Her voice wasn’t defensive. It wasn’t even pleading. It was defeated. Hollow.
“I didn’t mean to… I just wanted you to notice me. And you never would have. You never would have. And I thought—maybe if I could show you I wasn’t awful, maybe if you saw me—”
“You tricked me into this!” he roared. “Into— into fathering a bastard child with you!”
Merope curled further in on herself, blanket pulled tighter, eyes wide and shining. “I didn’t want to trap you, I swear. I thought—when I stopped giving it to you, I thought… maybe you’d still care. Even a little. And if you didn’t, you could leave. I would never stop you.”
His laugh was sharp and bitter.
“So I had permission to leave, did I? After you fucked with my mind?”
Silence.
She shook her head, trembling. “I loved you.”
“You don’t even know me.”
“I loved the way you laughed when you rode past the fence. I loved how you never mocked me, even when the others did. I— I loved your face. I—”
“You loved an idea.” His voice cracked again, this time less furious, more hollow.
She nodded, once.
Tom Sr. turned away, running both hands through his hair.
“I should throw you out.”
That made her eyes shut tight.
She whispered, “I know.”
“Out into the snow, to rot like you were meant to. A disgrace of a girl from a house of beasts.”
Still, she nodded.
“I should tell the entire village. Let them know what kind of creature lives in this house.”
She didn’t move.
“I should—”
“Then do it.”
Her voice was low. And strangely steady.
“If that will make it right,” she whispered, “then do it. Just—let someone take the baby when it comes. Don’t let it die. Not because of me.”
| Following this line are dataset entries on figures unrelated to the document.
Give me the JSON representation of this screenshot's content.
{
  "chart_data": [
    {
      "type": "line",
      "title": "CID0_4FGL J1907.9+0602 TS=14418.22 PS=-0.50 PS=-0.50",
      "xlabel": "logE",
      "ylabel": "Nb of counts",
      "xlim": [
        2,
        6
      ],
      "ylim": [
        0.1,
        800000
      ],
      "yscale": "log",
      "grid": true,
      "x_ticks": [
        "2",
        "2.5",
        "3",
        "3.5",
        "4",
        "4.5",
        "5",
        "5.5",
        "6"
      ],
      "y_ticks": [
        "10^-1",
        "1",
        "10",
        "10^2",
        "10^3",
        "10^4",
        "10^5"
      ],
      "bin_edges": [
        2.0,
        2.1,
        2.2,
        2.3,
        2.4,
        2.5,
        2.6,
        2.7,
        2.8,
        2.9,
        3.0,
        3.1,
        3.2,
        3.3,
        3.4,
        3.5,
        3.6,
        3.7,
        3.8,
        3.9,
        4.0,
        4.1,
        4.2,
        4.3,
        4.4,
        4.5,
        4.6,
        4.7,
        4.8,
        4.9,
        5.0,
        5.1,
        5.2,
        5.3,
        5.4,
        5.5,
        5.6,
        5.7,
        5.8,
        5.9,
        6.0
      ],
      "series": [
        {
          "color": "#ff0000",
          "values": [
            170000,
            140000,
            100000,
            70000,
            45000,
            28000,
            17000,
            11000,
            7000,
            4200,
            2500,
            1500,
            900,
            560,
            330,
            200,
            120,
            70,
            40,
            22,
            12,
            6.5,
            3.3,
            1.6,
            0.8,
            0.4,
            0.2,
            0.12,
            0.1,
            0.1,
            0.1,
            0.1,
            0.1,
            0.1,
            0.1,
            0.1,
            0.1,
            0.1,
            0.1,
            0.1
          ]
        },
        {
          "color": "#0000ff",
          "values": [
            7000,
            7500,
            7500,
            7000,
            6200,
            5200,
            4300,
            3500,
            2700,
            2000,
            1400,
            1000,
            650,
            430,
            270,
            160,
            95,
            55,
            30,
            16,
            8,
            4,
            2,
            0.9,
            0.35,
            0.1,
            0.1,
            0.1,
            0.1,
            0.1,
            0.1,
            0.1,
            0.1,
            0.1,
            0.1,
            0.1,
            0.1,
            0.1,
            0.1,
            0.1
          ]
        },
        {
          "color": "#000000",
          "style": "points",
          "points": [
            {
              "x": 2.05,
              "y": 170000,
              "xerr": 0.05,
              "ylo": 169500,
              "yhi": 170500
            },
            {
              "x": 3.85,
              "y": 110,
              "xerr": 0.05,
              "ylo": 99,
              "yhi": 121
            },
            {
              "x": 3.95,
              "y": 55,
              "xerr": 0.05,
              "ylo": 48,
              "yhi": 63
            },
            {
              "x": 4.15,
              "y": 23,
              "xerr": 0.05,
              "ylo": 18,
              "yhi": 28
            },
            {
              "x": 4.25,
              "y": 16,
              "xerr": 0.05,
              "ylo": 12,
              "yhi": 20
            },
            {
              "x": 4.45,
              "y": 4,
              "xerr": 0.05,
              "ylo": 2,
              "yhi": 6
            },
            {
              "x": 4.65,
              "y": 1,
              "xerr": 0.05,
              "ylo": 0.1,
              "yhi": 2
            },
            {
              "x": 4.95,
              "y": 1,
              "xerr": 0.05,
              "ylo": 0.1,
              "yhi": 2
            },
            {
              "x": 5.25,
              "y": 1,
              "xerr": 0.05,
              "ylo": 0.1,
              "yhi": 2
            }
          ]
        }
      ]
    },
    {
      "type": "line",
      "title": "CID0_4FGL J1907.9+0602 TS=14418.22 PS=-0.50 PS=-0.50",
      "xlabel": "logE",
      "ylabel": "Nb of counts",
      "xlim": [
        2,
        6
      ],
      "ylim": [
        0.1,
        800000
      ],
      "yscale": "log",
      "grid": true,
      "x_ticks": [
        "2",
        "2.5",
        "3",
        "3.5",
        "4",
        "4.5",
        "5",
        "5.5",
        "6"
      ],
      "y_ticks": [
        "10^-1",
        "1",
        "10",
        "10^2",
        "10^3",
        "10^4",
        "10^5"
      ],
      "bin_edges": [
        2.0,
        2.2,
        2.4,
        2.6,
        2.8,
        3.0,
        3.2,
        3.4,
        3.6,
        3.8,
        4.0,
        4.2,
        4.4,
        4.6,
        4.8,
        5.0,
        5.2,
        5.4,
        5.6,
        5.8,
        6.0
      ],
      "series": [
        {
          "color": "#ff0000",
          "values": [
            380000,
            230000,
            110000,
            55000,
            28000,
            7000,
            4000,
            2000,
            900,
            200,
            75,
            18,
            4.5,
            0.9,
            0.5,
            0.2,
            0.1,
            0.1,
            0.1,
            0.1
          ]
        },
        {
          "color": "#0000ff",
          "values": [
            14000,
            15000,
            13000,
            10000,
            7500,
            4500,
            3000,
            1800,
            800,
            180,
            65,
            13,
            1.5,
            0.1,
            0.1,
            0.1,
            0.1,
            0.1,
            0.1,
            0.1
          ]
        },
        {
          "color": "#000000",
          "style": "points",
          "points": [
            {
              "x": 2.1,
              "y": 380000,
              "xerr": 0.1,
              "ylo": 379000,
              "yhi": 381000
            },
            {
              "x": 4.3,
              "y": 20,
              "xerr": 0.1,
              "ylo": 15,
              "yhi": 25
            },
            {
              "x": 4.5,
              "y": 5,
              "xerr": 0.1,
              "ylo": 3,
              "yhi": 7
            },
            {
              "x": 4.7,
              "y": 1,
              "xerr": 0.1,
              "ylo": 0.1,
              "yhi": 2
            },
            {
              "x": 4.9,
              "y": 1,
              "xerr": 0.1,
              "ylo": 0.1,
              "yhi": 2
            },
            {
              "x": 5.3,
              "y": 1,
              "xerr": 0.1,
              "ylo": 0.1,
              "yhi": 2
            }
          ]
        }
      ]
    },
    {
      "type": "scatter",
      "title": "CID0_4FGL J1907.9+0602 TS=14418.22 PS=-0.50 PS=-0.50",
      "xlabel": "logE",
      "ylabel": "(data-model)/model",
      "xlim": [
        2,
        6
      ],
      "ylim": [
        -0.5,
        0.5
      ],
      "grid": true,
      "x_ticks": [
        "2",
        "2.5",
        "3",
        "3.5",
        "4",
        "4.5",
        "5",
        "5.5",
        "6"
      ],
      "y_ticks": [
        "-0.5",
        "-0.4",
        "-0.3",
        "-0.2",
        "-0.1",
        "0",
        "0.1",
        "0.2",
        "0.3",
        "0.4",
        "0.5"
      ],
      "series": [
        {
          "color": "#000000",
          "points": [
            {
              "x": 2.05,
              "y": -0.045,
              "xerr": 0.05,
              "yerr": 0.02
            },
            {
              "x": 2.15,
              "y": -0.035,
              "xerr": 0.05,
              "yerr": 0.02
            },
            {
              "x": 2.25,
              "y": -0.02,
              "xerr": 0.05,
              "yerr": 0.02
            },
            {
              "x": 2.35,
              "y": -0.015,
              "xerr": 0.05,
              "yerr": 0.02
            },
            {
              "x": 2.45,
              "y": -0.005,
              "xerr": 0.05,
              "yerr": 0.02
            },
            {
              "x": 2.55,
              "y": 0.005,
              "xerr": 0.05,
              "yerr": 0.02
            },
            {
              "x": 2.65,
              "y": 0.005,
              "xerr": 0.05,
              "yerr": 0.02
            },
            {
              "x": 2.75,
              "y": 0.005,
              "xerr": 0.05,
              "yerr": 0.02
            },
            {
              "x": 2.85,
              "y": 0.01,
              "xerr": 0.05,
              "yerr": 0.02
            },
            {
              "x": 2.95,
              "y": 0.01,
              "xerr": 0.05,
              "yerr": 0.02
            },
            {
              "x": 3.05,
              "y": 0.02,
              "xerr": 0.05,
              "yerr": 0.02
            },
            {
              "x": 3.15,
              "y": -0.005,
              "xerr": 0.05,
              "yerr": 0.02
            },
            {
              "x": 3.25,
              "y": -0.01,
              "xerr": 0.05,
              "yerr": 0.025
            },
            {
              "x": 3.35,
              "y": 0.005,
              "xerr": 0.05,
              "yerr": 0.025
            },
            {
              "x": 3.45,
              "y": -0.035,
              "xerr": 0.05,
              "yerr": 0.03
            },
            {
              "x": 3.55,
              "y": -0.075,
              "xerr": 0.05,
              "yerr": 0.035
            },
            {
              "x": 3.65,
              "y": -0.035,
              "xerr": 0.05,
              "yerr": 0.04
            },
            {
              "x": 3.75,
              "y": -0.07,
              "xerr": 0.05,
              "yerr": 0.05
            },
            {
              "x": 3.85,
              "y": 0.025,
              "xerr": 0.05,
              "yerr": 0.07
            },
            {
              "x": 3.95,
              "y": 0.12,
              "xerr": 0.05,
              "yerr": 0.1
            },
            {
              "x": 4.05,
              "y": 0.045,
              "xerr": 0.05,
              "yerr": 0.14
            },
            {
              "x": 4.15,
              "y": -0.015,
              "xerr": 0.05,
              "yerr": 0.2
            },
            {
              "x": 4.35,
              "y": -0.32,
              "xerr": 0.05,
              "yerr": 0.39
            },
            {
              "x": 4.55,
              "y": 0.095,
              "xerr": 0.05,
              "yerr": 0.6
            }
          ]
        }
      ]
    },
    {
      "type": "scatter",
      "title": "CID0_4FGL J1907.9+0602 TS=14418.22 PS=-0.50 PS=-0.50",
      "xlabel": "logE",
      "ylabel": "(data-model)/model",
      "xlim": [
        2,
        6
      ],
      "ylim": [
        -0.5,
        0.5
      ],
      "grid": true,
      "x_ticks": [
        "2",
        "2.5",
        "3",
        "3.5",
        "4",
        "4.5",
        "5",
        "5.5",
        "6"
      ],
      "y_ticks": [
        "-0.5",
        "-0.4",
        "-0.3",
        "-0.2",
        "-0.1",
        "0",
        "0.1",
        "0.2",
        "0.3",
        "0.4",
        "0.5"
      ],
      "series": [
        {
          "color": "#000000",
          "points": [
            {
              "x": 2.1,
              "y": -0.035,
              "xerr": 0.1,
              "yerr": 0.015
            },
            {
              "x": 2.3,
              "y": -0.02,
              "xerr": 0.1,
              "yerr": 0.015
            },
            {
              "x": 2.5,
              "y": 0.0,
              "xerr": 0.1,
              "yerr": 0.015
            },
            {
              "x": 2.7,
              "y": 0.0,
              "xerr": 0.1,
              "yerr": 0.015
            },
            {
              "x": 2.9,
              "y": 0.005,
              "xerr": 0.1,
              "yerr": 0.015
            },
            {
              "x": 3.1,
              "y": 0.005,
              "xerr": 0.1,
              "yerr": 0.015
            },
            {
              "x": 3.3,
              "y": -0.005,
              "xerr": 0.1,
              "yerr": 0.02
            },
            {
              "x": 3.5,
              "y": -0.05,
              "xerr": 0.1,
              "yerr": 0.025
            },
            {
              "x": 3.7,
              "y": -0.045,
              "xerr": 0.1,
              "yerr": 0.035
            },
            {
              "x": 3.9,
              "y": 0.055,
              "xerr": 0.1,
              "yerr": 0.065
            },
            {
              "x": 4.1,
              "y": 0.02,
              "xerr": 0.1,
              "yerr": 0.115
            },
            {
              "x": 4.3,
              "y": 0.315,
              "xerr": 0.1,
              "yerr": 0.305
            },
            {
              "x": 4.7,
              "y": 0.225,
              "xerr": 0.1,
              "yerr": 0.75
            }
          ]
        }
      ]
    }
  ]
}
Tom Riddle Sr. looked at her. Really looked at her.
Her hands were trembling over her belly. Her lips were chapped and bloodless. Her eyes—those tired, dead eyes—were brimming with tears she didn’t let fall.
And she meant it.
She expected to be punished. Expected to die.
She expected him to hate her so deeply that even her child wasn’t worth keeping.
And for some reason — some sick, twisted, maddening reason — he couldn’t say the words. He couldn’t tell her to go. He couldn’t raise his voice again.
Because she hadn’t run.
She hadn’t begged.
She had told him the truth, knowing it might kill her.
That silence stretched like a taut wire between them. Until finally, he turned on his heel, crossed the room, and yanked open the door.
Her breath hitched.
She looked up.
And watched as he paused in the doorway — just long enough for her to hope or fear something else might be said — before he said nothing at all and slammed it behind him.
But he didn’t leave the manor.
He didn’t call the servants.
He didn’t tell a soul.
And that night, the door to the bedroom stayed locked. But not by her.
She stayed curled on the bed, hand over her stomach, eyes wide open in the dark.